Akamai's full technical write-up, including the root cause analysis, patch differential methodology, and exploitation flow diagram, is publicly available. For organizations that have not yet applied April Patch Tuesday updates, this should be treated as an active incident risk rather than a scheduled maintenance item.
The CyberSignal Analysis
Signal 01 — Incomplete Patches Are a Pattern, Not an Anomaly
The emergence of CVE-2026-32202 from an incomplete fix for CVE-2026-21510 reflects a structural challenge in modern patch development: complex attack chains involving multiple components can be partially mitigated while leaving adjacent attack surfaces open. This is the second consecutive month where a Microsoft patch has generated a follow-on exploited CVE. Security teams should build patch validation into their processes — not just applying updates, but verifying through independent analysis that the exploited attack path has been fully closed. Understanding how advanced persistent threats operate helps teams understand why partial mitigations are insufficient against patient, well-resourced adversaries.
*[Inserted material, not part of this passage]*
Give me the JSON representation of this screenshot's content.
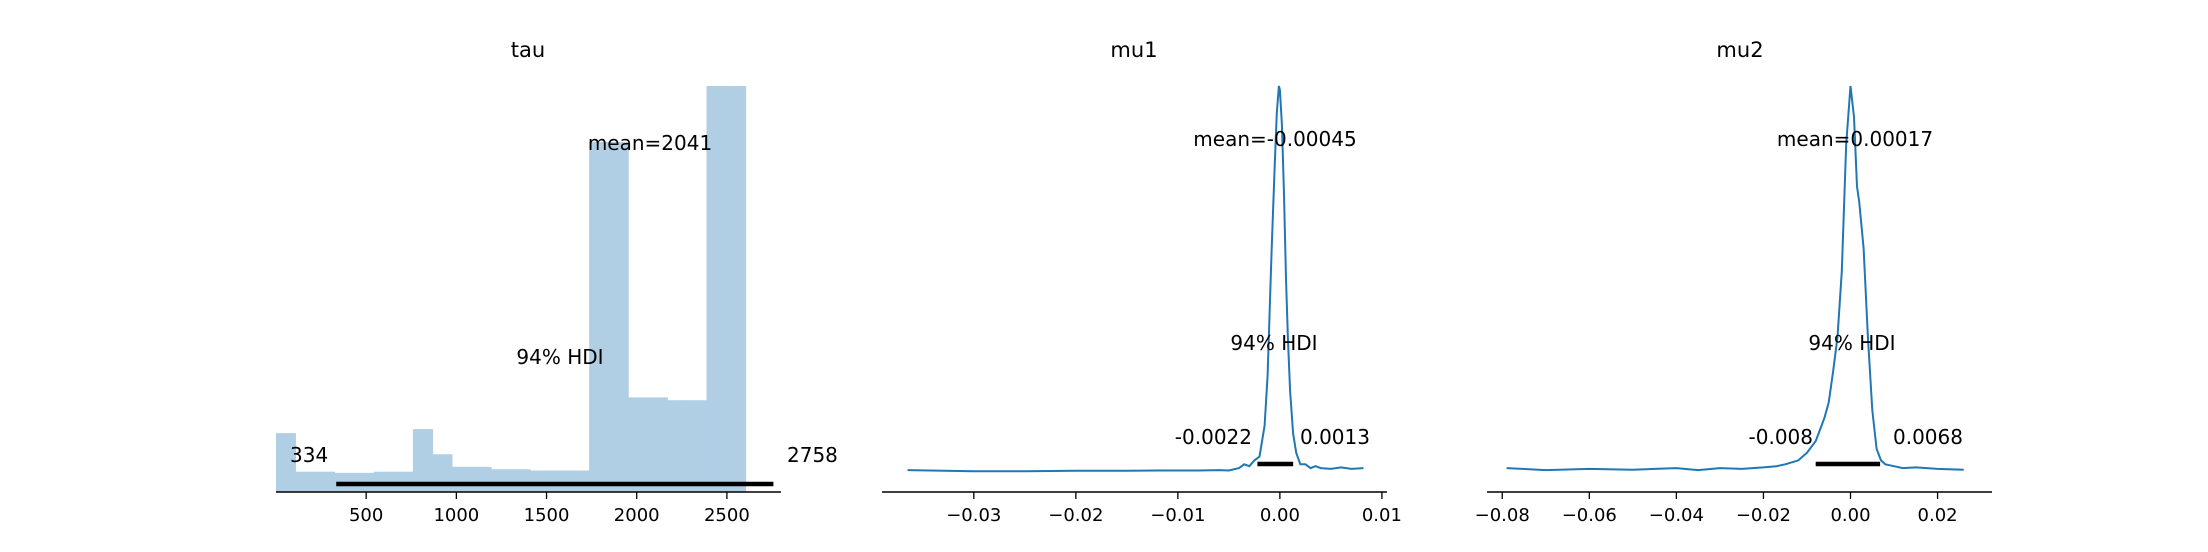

Signal 02 — Zero-Click Credential Theft Demands Priority Treatment
The zero-click nature of CVE-2026-32202 places it in a higher practical risk tier than its CVSS 4.3 Medium score suggests. No user interaction means no training, awareness, or behavioral control can mitigate this vulnerability — only patching does. Net-NTLMv2 relay attacks using stolen hashes are a well-understood and frequently used lateral movement technique. An unpatched Windows endpoint with a privileged user account is a direct path from initial file delivery to domain-level compromise.
Signal 03 — APT28 Is Actively Probing Windows LNK Handling
The consistency of APT28's focus on Windows Shell LNK file parsing — across CVE-2026-21510, CVE-2026-21513, and the conditions that produced CVE-2026-32202 — suggests this attack surface remains a productive hunting ground for Russian intelligence. Organizations with geopolitical exposure to Russian state-sponsored activity, particularly those operating in NATO member states, EU institutions, or defense supply chains, should treat any incomplete patching of LNK-related vulnerabilities as a priority escalation. Russia's escalating campaign against European targets makes this threat landscape directly relevant to a broad enterprise audience.